By Fabrice Florin (https://www.flickr.com/photos/fabola/874357185) [CC BY-SA 2.0 (https://creativecommons.org/licenses/by-sa/2.0)], via Wikimedia Commons

This was a pretty funny bit. I have been on camera a couple of times myself, and I also find it very different than performing on stage.


The Deer in the Headlights

My fellow spelling reformers' tactic of picketing the National Spelling Bee every year has never greatly engaged my enthusiasm. They do take care to be supportive of the kids who participate and to be tactful and helpful to the press. Still, I wondered whether the smattering of media coverage the picketing would generate really justified the embarrassment.

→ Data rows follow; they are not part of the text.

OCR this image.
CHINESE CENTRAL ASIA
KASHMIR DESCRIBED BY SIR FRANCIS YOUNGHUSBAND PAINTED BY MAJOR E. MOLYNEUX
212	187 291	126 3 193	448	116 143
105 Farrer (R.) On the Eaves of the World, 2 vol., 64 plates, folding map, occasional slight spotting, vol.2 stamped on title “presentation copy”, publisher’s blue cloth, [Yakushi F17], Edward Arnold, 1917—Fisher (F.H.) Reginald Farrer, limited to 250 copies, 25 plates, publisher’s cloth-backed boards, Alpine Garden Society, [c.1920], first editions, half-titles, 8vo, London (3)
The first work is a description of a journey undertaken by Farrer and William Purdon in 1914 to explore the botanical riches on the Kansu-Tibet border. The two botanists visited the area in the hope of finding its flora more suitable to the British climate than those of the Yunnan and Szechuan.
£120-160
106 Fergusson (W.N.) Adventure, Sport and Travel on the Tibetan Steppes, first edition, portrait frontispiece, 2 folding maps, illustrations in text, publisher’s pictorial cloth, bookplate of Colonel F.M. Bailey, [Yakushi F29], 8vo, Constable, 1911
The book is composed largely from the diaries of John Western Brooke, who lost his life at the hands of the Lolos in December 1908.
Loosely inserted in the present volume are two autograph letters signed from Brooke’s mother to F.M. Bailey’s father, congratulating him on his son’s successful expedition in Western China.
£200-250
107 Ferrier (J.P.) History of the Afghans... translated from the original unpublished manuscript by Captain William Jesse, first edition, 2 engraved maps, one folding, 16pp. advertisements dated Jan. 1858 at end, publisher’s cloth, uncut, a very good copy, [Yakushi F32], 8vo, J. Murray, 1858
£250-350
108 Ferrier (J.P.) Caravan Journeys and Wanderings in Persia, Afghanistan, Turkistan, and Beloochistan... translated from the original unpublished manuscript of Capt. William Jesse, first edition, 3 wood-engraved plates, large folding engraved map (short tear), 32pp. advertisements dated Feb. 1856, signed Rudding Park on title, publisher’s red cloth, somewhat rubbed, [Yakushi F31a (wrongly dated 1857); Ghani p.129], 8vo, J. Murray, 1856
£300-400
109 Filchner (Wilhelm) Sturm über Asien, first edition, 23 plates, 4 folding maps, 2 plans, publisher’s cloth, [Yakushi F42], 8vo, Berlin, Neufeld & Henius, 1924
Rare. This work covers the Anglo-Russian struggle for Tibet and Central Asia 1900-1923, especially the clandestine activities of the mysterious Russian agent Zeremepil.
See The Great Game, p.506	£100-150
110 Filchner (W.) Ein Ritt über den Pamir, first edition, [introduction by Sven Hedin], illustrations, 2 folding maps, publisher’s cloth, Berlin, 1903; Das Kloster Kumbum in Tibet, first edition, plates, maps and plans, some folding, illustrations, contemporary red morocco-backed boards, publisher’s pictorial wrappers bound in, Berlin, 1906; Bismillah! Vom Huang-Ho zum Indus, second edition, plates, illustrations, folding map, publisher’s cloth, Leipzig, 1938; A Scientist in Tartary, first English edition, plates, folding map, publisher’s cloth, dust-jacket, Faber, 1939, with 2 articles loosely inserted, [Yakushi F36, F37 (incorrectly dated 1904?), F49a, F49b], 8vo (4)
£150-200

Evidently it does. This AP story on the picketers and spelling reform in general has become one of the most cited on the Internet. At any rate, in recent days it has generated enough interview requests to overwhelm the slender public-relations resources of the American Literacy Council. As a board member, I have no more business doing interviews than a snake does to tap dance. Still, yesterday (July 6) I got email from a friendly and persuasive booker at the MSNBC talk/news show, The Most, asking for someone to do a quick segment at about 3:00 PM. Since no one else was available, I agreed.

MSNBC has studios in Seacaucus and Manhattan. I was offered a car to pick me up, but just took the train from Jersey City to Midtown, to an inconspicuous studio off Fifth Avenue. Apparently this function is outsourced to enterprises like this, at least when the talking head is not going to be in the same facility as the anchor (who in this case was Chris Jansing: I'm still not sure where she was).

It was less like going to a debate than like going to an imaging clinic: small rooms off a short, crowded hall; the interview room itself is very much like an MRI chamber, where they secure you to a desk and leave you in the sound-proofed semi-darkness to glare at the camera. The staff are efficient young women you offer you water and paint your face, and then give you handiwipes afterward to take the paint off. I suppose you could get used to this procedure, but I found the experience claustrophobic.

The clip is om the MSNBC website. Go to this page, then scroll down to the box entitled More from the Most. Choose the link Speling Mayd EZ. If anyone can figure out how I can save that for my files, please let me know.

Let me assure my readers that I do not actually have a hairlip. Also, for most purposes, I lost that stutter in high school. Still, it did not go quite as badly as I had thought. Hereafter, however, I will think less harshly of interviewees who appear on the screen with their talking points and cling to them for dear life. I am actually pretty agile in debates, and live audiences inspire me to epigram. Perhaps because there is no such feedback in front of a camera, I found that the only things I could say were things I had already formulated. The questions, and they were not bad questions, were mere impediments to my exposition.

Apparently someone really does watch MSNBC at three in the afternoon, because when I returned from the studio I found an invitation to do a radio interview. For those of you in the Twin Cities area, that interview is today, Friday, July 7, at 1:10 PM CT, on WCCO News/Talk 830.

I have been telling the spelling reformers for years that, someday, there would be a media breakout like this, and when it came we better have our story together. We don't, alas, at least in the sense of having a serious, consensus reform proposal. Spelling reform for English is a fleet of prototypes, as you can easily see from a glance at the Spelling Reform Ring. This may turn out to be a good thing: the lack of a firm proposal allows for more public input. Still, I could do with a product to sell.